AHVA Codes of Practice

It is expected that all UBC students taking VISA courses will be respectful and responsible when researching, creating artistic work, and presenting work publicly.

VISA students are members of the UBC community and must ensure that their research and the content of their work do not violate any international, national, provincial, municipal, or University laws and policies.

AHVA reserves the right to review and give final approval for what research is conducted and how work is publicly presented.

AHVA faculty and staff are here to assist students in safely achieving their academic and artistic goals. Faculty and staff respect student confidentiality.

All students should remember that they are here to learn, experiment and push themselves, as such failure is inevitable–the saw blade will break, the printer will jam the day, hour, minute before your presentation–faculty and staff are here to support you through this, do not be afraid to take risks and push yourself in your work.

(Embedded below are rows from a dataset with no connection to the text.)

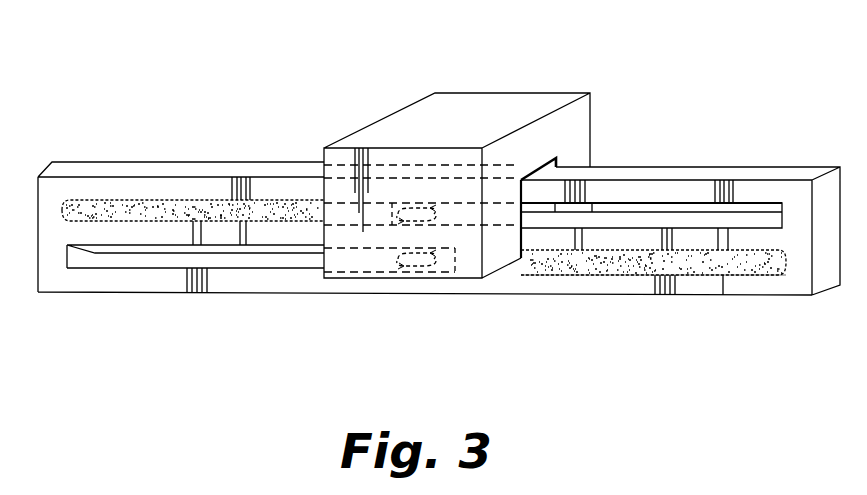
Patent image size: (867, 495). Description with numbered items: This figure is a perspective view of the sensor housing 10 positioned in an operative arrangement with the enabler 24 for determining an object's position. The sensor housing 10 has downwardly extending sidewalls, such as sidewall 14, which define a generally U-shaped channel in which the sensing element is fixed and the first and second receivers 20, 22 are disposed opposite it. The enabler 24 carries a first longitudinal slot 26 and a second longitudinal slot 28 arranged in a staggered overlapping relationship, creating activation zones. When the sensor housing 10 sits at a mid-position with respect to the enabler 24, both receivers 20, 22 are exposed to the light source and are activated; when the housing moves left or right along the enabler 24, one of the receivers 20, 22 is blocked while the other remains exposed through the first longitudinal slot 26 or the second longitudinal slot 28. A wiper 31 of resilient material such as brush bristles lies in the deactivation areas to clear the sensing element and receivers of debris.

The sensor housing 10 is at (535, 108).
The sidewall 14 is at (468, 265).
The first receiver 20 is at (418, 200).
The second receiver 22 is at (423, 281).
The enabler 24 is at (700, 283).
The first longitudinal slot 26 is at (680, 207).
The second longitudinal slot 28 is at (160, 262).
The wiper 31 is at (150, 212).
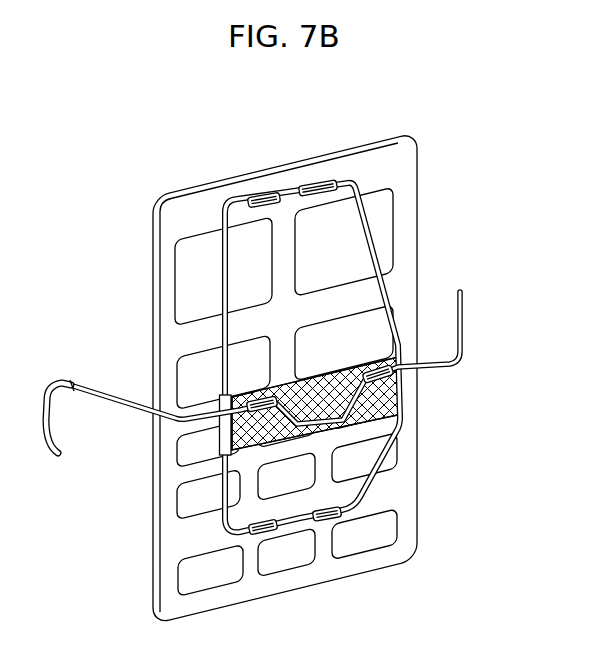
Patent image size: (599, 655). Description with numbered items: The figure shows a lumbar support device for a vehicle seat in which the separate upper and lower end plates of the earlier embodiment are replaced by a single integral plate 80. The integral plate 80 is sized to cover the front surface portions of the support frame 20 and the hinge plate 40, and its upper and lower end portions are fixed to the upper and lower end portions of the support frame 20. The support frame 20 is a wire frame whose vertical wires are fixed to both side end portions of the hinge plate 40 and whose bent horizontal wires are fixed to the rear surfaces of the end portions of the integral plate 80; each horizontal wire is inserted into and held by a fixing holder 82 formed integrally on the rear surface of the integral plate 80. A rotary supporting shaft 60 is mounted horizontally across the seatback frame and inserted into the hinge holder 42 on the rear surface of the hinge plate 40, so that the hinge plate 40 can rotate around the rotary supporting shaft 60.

The integral plate 80 is at (420, 213).
The support frame 20 is at (382, 256).
The fixing holder 82 is at (257, 194).
The hinge plate 40 is at (376, 425).
The hinge holder 42 is at (257, 398).
The rotary supporting shaft 60 is at (109, 406).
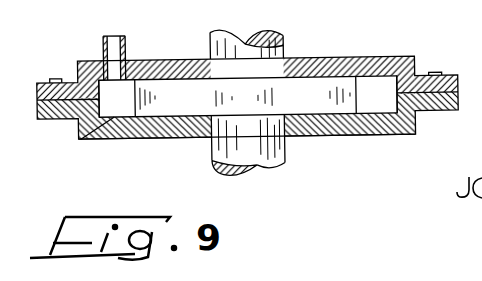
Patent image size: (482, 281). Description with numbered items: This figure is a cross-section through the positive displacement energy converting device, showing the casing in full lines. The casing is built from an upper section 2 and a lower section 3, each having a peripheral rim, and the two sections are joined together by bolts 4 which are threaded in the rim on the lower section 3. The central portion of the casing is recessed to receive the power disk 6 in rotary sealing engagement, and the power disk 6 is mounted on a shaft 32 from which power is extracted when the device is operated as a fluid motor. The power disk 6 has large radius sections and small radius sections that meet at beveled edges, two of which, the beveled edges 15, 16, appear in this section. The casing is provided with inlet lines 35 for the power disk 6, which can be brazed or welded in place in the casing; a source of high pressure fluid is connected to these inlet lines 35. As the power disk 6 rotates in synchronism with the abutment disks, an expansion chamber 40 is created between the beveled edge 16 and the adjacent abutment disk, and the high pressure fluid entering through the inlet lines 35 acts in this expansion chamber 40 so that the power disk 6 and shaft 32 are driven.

The upper section 2 is at (247, 93).
The lower section 3 is at (413, 137).
The bolts 4 is at (442, 76).
The power disk 6 is at (258, 106).
The beveled edge 15 is at (382, 108).
The beveled edge 16 is at (127, 106).
The shaft 32 is at (285, 43).
The inlet lines 35 is at (104, 43).
The expansion chamber 40 is at (80, 137).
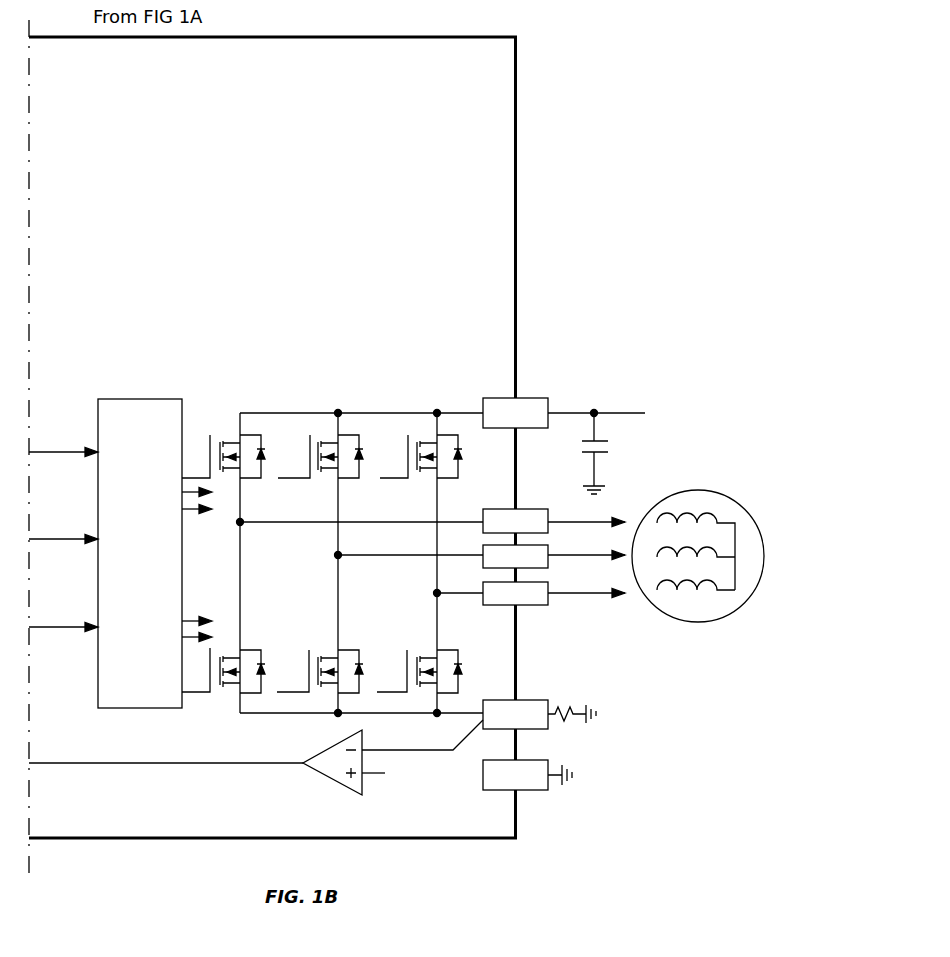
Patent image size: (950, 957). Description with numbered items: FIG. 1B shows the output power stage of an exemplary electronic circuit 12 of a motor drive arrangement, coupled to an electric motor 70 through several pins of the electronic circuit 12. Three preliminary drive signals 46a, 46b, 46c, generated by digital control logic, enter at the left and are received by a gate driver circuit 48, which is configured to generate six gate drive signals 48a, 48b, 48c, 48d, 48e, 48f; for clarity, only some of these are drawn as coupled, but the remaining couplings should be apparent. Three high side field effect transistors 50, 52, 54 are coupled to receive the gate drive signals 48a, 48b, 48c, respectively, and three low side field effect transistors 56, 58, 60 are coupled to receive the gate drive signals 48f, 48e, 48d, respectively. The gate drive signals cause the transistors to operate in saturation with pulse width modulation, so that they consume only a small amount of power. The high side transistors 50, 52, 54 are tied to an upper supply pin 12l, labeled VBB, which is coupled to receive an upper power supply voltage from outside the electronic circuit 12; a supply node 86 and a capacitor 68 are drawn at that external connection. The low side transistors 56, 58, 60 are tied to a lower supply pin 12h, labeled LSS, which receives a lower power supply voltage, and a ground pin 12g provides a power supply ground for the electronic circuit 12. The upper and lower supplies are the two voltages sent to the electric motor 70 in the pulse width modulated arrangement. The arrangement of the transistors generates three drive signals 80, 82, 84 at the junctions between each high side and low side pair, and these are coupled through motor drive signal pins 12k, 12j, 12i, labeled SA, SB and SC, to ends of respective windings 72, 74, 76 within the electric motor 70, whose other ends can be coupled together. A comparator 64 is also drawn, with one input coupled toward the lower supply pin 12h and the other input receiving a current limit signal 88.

The electronic circuit 12 is at (574, 720).
The ground pin 12g is at (535, 791).
The lower supply pin 12h is at (537, 699).
The motor drive signal pin 12i is at (535, 606).
The motor drive signal pin 12j is at (548, 547).
The motor drive signal pin 12k is at (528, 508).
The upper supply pin 12l is at (500, 398).
The preliminary drive signal 46a is at (63, 450).
The preliminary drive signal 46b is at (63, 537).
The preliminary drive signal 46c is at (63, 625).
The gate driver circuit 48 is at (165, 399).
The gate drive signal 48a is at (201, 477).
The gate drive signal 48b is at (183, 492).
The gate drive signal 48c is at (188, 512).
The gate drive signal 48d is at (190, 619).
The gate drive signal 48e is at (190, 641).
The gate drive signal 48f is at (197, 690).
The high side field effect transistor 50 is at (232, 443).
The high side field effect transistor 52 is at (337, 412).
The high side field effect transistor 54 is at (428, 441).
The low side field effect transistor 56 is at (232, 688).
The low side field effect transistor 58 is at (330, 688).
The low side field effect transistor 60 is at (429, 688).
The comparator 64 is at (333, 783).
The capacitor 68 is at (594, 463).
The electric motor 70 is at (735, 500).
The winding 72 is at (708, 512).
The winding 74 is at (712, 550).
The winding 76 is at (717, 582).
The PWM drive signal 80 is at (302, 524).
The PWM drive signal 82 is at (375, 557).
The PWM drive signal 84 is at (467, 595).
The supply voltage node 86 is at (579, 412).
The current limit input 88 is at (376, 776).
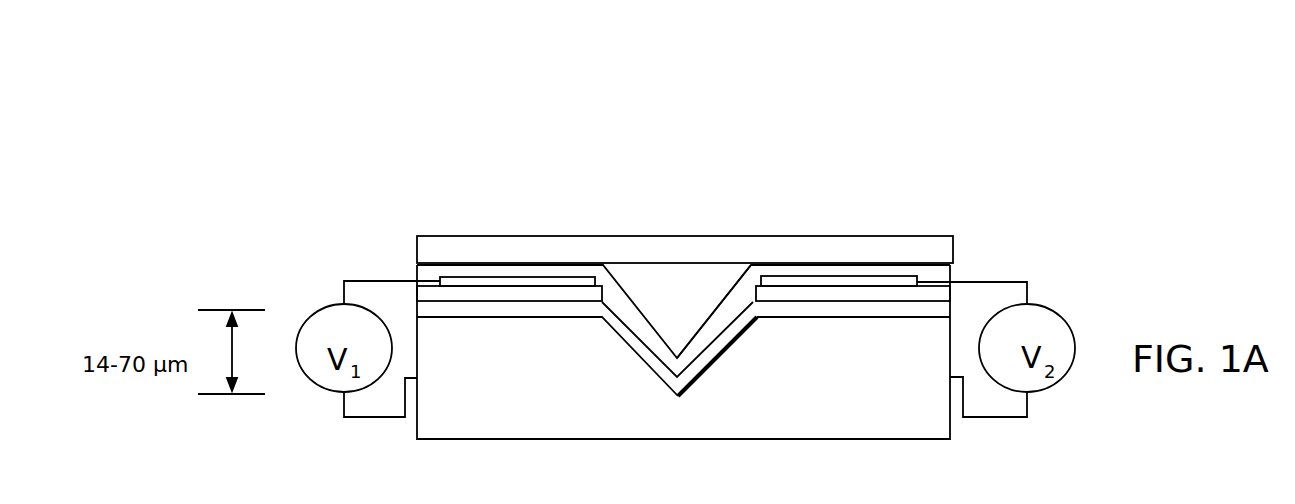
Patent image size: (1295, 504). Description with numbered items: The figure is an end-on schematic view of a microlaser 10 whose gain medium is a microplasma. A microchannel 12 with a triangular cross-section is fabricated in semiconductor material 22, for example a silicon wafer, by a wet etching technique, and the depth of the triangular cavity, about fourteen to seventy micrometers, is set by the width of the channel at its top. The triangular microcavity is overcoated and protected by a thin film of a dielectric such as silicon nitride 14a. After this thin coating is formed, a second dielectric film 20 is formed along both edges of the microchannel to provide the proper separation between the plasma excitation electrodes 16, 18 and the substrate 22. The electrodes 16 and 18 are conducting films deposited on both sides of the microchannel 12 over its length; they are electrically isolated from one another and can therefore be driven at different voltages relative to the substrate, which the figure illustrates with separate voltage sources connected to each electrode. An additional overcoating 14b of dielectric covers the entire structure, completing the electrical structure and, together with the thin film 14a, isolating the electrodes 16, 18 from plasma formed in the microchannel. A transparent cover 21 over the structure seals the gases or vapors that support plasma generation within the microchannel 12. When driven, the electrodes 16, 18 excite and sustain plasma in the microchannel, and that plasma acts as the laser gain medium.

The microlaser 10 is at (282, 101).
The microchannel 12 is at (637, 291).
The thin film of dielectric 14a is at (832, 312).
The additional overcoating of dielectric 14b is at (733, 302).
The plasma excitation electrode 16 is at (838, 275).
The plasma excitation electrode 18 is at (508, 286).
The second dielectric film 20 is at (518, 276).
The transparent cover 21 is at (541, 248).
The semiconductor material 22 is at (573, 412).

Full list of UBC policies.


UBC Statement on Respectful Environment

The University of British Columbia envisions a climate in which students, faculty, and staff are provided with the best possible conditions for learning, researching, and working, including an environment that is dedicated to excellence, equity, and mutual respect. The University of British Columbia strives to realize this vision by establishing employment and educational practices that respect the dignity of individuals and make it possible for everyone to live, work, and study in a positive and supportive environment, free from harmful behaviours such as bullying and harassment. The best possible environment for working, learning, and living is one in which respect, civility, diversity, opportunity, and inclusion are valued. Everyone at the University of British Columbia is expected to conduct themselves in a manner that upholds these principles in all communications and interactions with fellow UBC community members and the public in all University-related settings.


Academic Freedom

The members of the University enjoy certain rights and privileges essential to the fulfillment of its primary functions: instruction and the pursuit of knowledge. Central among these rights is the freedom, within the law, to pursue what seems to them as fruitful avenues of inquiry, to teach and to learn unhindered by external or non-academic constraints, and to engage in full and unrestricted consideration of any opinion. This freedom extends not only to the regular members of the University, but to all who are invited to participate in its forum. Suppression of this freedom, whether by institutions of the state, the officers of the University, or the actions of private individuals, would prevent the University from carrying out its primary functions. All members of the University must recognize this fundamental principle and must share responsibility for supporting, safeguarding, and preserving this central freedom. Behaviour that obstructs free and full discussion, not only of ideas that are safe and accepted, but of those which may be unpopular or even abhorrent, vitally threatens the integrity of the University’s forum. Such behaviour cannot be tolerated.


Freedom from Harassment & Discrimination

The University of British Columbia is committed to ensuring that all members of the University community – students, faculty, staff, and visitors – are able to study and work in an environment of tolerance and mutual respect that is free from harassment and discrimination.